The killer use case is config inspection in Ansible. Instead of regex-matching command output in your playbooks, register the output and pipe through jc:
- name: Check disk usage
shell: df -h | jc --df
register: df_out
- fail:
msg: "Root partition over 90%"
when: (df_out.stdout | from_json | selectattr('mounted_on','equalto','/') | first).use_percent > 90
For one-off log forensics, the syslog and log-format parsers are gold:
cat /var/log/nginx/access.log | jc --nginx-access-log | \
jq '[.[] | select(.status=="500")] | group_by(.request_url) |
map({url: .[0].request_url, count: length}) | sort_by(.count) | reverse | .[0:5]'
Top 5 URLs returning 500s, in one pipeline, no Python script.

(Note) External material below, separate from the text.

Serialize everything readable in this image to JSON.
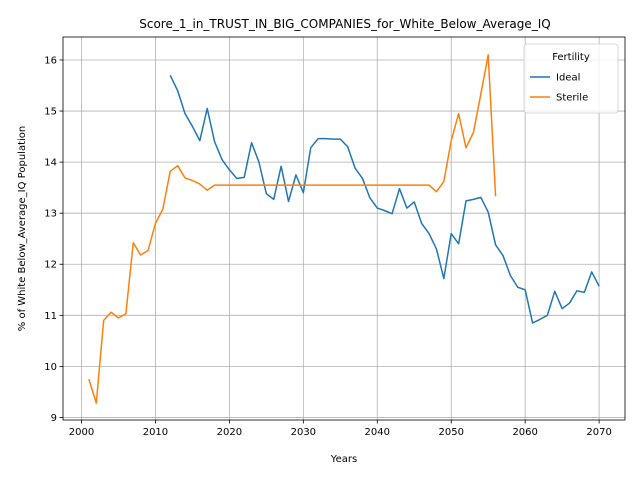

Two tricks the docs bury. First, jc -p gives pretty-printed output for interactive exploration — pipe to that first to see the schema before writing your jq filter. Second, jc -r gives "raw" mode where numbers and dates stay as strings; useful when you're feeding the output to something that does its own type coercion.
The mainstream alternative is awk/cut/grep chains, which are write-only code that breaks when output formats drift between distros or versions. jc inverts the contract: the parser owns the format quirks, your jq filter just names the fields you want. Your scripts read like queries instead of column-counting puzzles.